5. No SCN shall be issued under this section in the case where the liability, if any, has been discharged by the taxpayer before the same is noticed by the proper officer. Example: short payment of tax of current month is paid off along with interest in next month GSTR 3B.

Differentiating factor between sections 73/74 - reason of fraud or any wilful misstatement or suppression of facts to evade tax.

The SCN under the GST can be categorized into two, one being the General SCN and the other being the SCN on the grounds of Fraud or any wilful misstatement or suppression. Now it is important as to what is “Fraud” and “Wilful Misstatement” and “suppression”.

The Act has not defined the terms “Fraud”, “Wilful Misstatement” and “Suppression”. However, the explanation of section 74 of the Act has been provided to outline the intention of the section which is as follows:

“Explanation 2. ––For the purposes of this Act, the expression ―suppression‖ shall mean non-declaration of facts or information which a taxable person is required to declare in the return, statement, report or any other document furnished under this Act or the rules made thereunder, or failure to furnish any information on being asked for, in writing, by the proper officer.”

From the above, it is clear that the explanation used the term “Shall mean” which is restricting the scope of “Suppression” and can be invoked only in the following cases:

  1. Non-declaration of information by a taxable person
  2. Failure to furnish the information being asked.

Once the taxable person falls out of the ambit of the above conditions, Suppression cannot be invoked.

In case of IN RE : OMSAI PROFESSIONAL DETECTIVE AND SECURITY SERVICES PVT. LTD. - 2019 (8) TMI 1572 - THE APPELLATE AUTHORITY UNDER GST, ANDHRA PRADESH wherein it was held that “The appellant has submitted a detailed statement and copies of the returns in Form GSTR-1 filed by it and asserted that the turnovers and taxes shown in this statement are actually scored outward supplies. Since the returns in Form GSTR-1 filed by it are found to be not rejectable due to lack of any additional contra evidence, hence the turnover & tax liability disclosed through these GSTR-1 returns, is to be confirmed as the real turnovers of the appellant.

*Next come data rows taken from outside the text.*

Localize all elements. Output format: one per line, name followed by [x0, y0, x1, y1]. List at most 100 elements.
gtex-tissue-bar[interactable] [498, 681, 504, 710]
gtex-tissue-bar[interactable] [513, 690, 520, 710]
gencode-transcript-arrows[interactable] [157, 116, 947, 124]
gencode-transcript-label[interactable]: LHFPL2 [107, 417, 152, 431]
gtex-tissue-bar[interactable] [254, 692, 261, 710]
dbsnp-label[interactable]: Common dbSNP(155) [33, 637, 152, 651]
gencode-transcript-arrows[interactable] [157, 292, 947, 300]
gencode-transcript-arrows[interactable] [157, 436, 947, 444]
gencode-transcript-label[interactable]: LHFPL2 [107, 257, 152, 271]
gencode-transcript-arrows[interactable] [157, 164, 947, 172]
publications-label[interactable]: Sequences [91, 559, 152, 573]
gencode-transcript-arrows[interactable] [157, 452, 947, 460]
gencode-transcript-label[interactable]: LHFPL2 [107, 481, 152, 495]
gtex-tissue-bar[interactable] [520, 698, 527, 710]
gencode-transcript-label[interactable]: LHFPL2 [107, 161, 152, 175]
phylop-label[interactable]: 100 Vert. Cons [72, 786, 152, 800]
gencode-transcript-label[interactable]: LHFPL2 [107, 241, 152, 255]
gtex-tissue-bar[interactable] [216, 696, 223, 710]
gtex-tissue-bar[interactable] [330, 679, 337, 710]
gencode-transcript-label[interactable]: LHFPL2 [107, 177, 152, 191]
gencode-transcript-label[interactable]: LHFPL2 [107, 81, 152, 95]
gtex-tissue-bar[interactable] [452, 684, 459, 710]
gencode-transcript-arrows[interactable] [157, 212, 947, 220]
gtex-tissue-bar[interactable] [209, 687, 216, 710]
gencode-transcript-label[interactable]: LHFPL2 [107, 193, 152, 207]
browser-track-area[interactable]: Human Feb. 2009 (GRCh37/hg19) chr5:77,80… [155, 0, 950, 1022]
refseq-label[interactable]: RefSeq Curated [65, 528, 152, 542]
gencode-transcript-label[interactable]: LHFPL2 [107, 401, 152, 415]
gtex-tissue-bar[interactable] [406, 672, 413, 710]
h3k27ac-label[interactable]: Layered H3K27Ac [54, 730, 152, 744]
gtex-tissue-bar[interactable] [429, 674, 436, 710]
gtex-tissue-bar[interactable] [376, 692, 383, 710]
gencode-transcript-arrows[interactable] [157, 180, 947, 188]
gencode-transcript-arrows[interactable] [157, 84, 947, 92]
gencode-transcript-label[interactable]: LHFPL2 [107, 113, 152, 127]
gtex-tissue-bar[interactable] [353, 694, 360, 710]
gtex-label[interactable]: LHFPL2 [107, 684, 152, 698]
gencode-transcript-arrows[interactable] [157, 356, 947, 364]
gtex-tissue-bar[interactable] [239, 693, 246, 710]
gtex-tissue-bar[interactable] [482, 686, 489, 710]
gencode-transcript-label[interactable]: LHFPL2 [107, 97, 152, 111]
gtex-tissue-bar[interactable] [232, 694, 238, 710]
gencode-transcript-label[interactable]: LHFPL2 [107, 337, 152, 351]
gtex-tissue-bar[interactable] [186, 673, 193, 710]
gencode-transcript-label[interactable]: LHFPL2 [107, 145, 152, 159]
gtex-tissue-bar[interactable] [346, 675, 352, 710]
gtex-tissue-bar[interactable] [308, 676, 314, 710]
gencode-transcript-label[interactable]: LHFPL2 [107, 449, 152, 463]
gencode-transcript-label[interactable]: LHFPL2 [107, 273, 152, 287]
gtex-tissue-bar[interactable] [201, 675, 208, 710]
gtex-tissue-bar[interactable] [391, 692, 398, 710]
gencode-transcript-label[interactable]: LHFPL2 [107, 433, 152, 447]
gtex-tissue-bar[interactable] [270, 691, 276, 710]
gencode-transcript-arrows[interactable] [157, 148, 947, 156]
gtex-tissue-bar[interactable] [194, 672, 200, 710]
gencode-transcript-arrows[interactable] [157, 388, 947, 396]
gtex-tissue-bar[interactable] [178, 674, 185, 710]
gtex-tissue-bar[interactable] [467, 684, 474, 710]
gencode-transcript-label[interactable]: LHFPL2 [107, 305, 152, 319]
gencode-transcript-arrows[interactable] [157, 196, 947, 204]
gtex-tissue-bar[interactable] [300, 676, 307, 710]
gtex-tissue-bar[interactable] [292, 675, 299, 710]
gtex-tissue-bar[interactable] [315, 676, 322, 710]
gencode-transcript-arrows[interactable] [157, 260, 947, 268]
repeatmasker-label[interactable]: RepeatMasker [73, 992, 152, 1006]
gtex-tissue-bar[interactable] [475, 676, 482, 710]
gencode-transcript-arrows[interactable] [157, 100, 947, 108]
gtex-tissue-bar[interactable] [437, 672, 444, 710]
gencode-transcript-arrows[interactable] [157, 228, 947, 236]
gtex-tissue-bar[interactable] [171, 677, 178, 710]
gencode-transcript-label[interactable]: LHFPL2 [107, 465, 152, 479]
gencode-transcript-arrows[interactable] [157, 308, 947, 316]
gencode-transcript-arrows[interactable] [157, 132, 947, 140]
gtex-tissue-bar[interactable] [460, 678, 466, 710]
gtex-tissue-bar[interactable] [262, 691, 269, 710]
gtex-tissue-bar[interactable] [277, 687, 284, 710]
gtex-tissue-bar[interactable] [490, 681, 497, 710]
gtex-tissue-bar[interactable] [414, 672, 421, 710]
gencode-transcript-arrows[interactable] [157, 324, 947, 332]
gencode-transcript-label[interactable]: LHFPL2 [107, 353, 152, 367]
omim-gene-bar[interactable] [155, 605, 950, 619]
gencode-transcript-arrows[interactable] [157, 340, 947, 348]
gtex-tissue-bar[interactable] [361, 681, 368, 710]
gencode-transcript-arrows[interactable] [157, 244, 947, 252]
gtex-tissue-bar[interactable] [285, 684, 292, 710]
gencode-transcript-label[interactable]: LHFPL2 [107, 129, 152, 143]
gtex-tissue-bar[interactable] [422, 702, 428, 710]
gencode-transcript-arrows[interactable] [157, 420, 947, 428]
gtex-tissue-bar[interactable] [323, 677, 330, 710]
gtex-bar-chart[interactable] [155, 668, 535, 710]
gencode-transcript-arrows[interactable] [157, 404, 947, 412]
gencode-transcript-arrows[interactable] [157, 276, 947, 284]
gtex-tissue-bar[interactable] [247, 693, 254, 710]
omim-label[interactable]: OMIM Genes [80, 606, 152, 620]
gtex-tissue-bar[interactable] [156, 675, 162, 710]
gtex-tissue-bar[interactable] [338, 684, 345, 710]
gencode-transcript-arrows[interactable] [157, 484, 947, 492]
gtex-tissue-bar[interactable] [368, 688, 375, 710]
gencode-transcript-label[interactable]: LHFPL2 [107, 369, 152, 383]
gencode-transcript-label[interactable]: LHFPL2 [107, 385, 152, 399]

Conclusion: The provisions of the section 73 or 74 needs critical analysis on part of the department before initiating proceedings under respective section, otherwise this may results in the hardships to the taxpayers.

 

By: Sunil Vengaldas - June 27, 2023

 

Discussions to this article

 

Taxpayer had collected GST from outward taxable supplies and not filed GSTR-1 & GSTR-3B returns for June-18 to Sept-18. The Dept. initiated inquiry in Dec-18 wherein data was called from taxpayer (which was readily furnished) and subsequently GSTR-1 & GSTR-3B were filed by them discharging all taxes. However, Dept. has issued SCN and Order under Section 74(1) of the CGST Act alleging that non-filing of both returns before initiation of investigation amounts to suppression of facts.

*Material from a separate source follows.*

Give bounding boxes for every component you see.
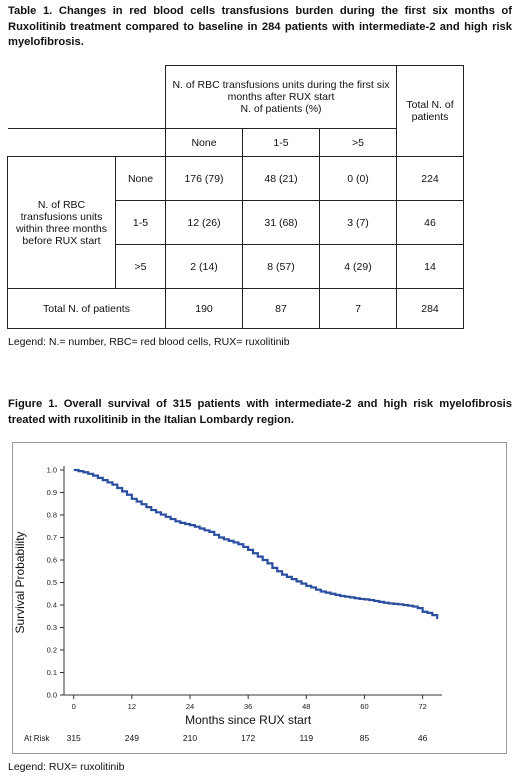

Does the scenario merit Section 74? Will Interest be liable to be paid on Gross Tax paid?

By: SRINIVAS KHODE
Dated: July 16, 2023

In various judicial pronouncements, it was held that if the department has already knowledge of the transaction, the department cannot invoke an extended limit of the time period.

In the case of M/s TATA STEEL LTD, JHARKHAND Vs COMMISSIONER OF CENTRAL EXCISE AND SERVICE TAX, JHARKHAND - 2019 (10) TMI 588 - CESTAT KOLKATA, it was held that

"...... the Show Cause Notice, has been issued on 08/10/2010 by invoking the extended period of limitation while all the details as to the alleged suppression had been picked up only from the records maintained by the appellant, by the Preventive Team of the Central Excise Headquarters and therefore, the demand is not justified.

But however, it is a matter of record that the Revenue has come to know of the above facts only during the course of checking of records and not from an independent source and therefore, the same cannot be said to have been suppressed with an intention to evade tax and consequently, the demand cannot be raised beyond of the Normal period. We also find that there is no specific allegation of suppression, fraud, etc, to justify invoking larger period of limitation. In the light of the above, therefore the demand in so far as the normal period of limitation alone can be sustained, which we hereby do."